人が死ねば相続(遺産相続) が発生し、相続税が物議のネタになる。
他方、死ぬ前に遺産相続分を贈れば贈与税の対象になる。 お上は、下々から吸い上げる手段は万端抜かり無い。

話を簡単にする為、金銭(現金・預貯蓄) として3千万円、不動産(土地・建物等) として2千万円を所有する夫婦を想定しよう。
この金銭と不動産の名義人である夫が死亡した場合、5千万円が相続税の対象となる。
妻以外に相続人がいない場合、(税法に基づく計算の結果、相続税が確定するが)  かろうじて課税されないギリギリというラインになるのだろう。
この財産以外に、生命保険金や有価証券、自動車・家財・書画骨董等が有ったら相続税の対象となる。
見逃しやすい物として、ゴルフ会員権や電話債券がある。
これらの予想外の物の価格を合わせて、1円でも納税対象金額を上回れば税務署に喜ばれることになる。
想定外の物が現れて、納税対象金額ランクに達してしまうことはよくあることだろう。

税務署に喜ばれないようにする為には、夫だけに偏った預貯蓄・不動産の持ち方を改めるべきであろう。
不動産は夫婦それぞれの共同名義で購入し、預貯蓄は各々で通帳を持ち折半で貯金することだ。

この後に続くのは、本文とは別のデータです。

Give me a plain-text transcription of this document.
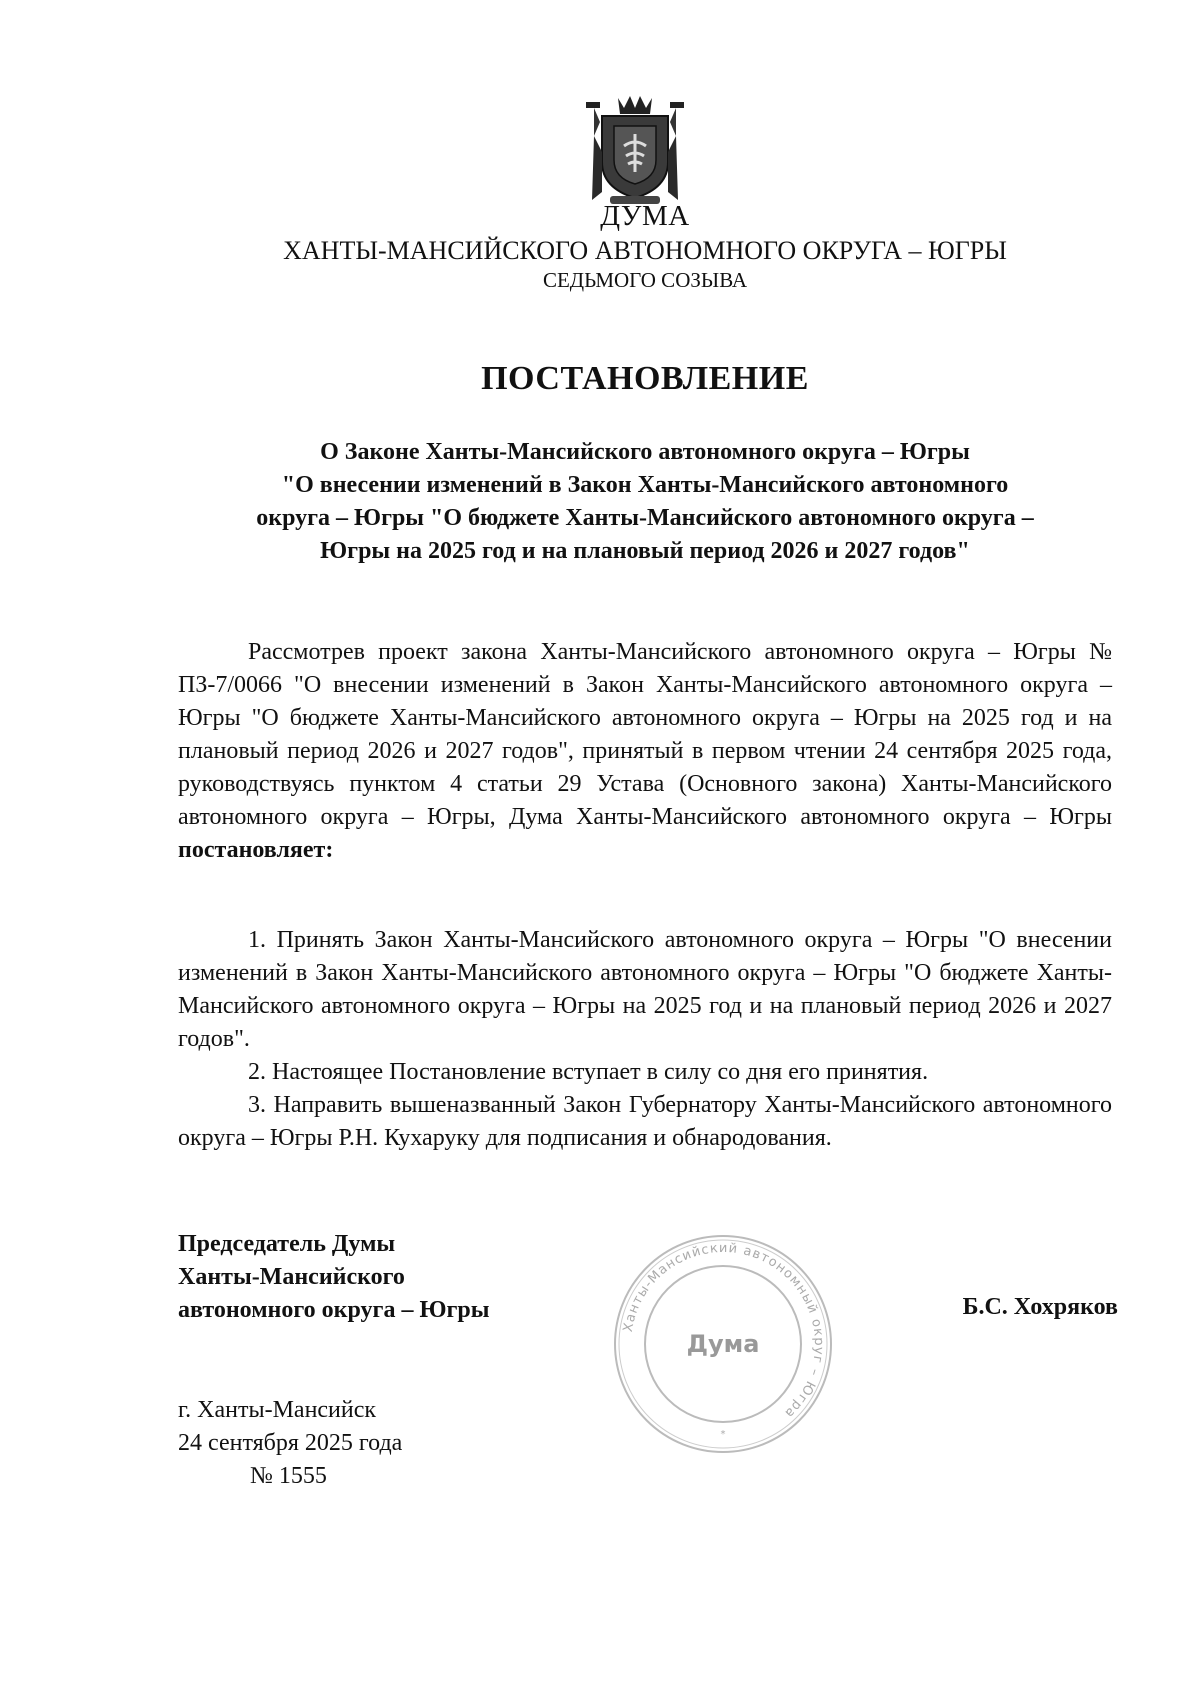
ДУМА
ХАНТЫ-МАНСИЙСКОГО АВТОНОМНОГО ОКРУГА – ЮГРЫ
СЕДЬМОГО СОЗЫВА
ПОСТАНОВЛЕНИЕ
О Законе Ханты-Мансийского автономного округа – Югры
"О внесении изменений в Закон Ханты-Мансийского автономного
округа – Югры "О бюджете Ханты-Мансийского автономного округа –
Югры на 2025 год и на плановый период 2026 и 2027 годов"
Рассмотрев проект закона Ханты-Мансийского автономного округа – Югры № ПЗ-7/0066 "О внесении изменений в Закон Ханты-Мансийского автономного округа – Югры "О бюджете Ханты-Мансийского автономного округа – Югры на 2025 год и на плановый период 2026 и 2027 годов", принятый в первом чтении 24 сентября 2025 года, руководствуясь пунктом 4 статьи 29 Устава (Основного закона) Ханты-Мансийского автономного округа – Югры, Дума Ханты-Мансийского автономного округа – Югры постановляет:
1. Принять Закон Ханты-Мансийского автономного округа – Югры "О внесении изменений в Закон Ханты-Мансийского автономного округа – Югры "О бюджете Ханты-Мансийского автономного округа – Югры на 2025 год и на плановый период 2026 и 2027 годов".
2. Настоящее Постановление вступает в силу со дня его принятия.
3. Направить вышеназванный Закон Губернатору Ханты-Мансийского автономного округа – Югры Р.Н. Кухаруку для подписания и обнародования.
Председатель Думы
Ханты-Мансийского
автономного округа – Югры	Б.С. Хохряков
Ханты-Мансийский автономный округ – Югра
Дума
*
г. Ханты-Мансийск
24 сентября 2025 года
№ 1555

団塊世代の夫婦は夫名義で貯金口座を持つ者が多いだろうが、夫死亡時の遺産相続を考えれば、妻にとっては得策とは言えない。 子供にならともかく、三親等にまで分配されるんだよ。
思い当たる人は、妻名義の貯金口座を作り、生前贈与でも課税されない110万円を夫口座から妻口座に移すことを始めよう。 それが、散々迷惑を掛けた愛する妻への、せめてもの御礼というものだ。
現在の贈与税の基礎控除は年間110万円である。その金額までの贈与なら、課税されない。
10年続ければ、1,100万円が課税されること無く、妻の取り分として残る勘定。

また、冒頭話題の 宝くじが当たったら夫婦で共同購入した当選金として 夫婦別々に受け取ろう。
受け取り時点で、当選金の所有者が決定する。 全額を夫名義で受け取れば、遺産相続の対象として課税される。

なお、上記については、税制等の変化があるので、細かいことは抜きにしたアバウト論である。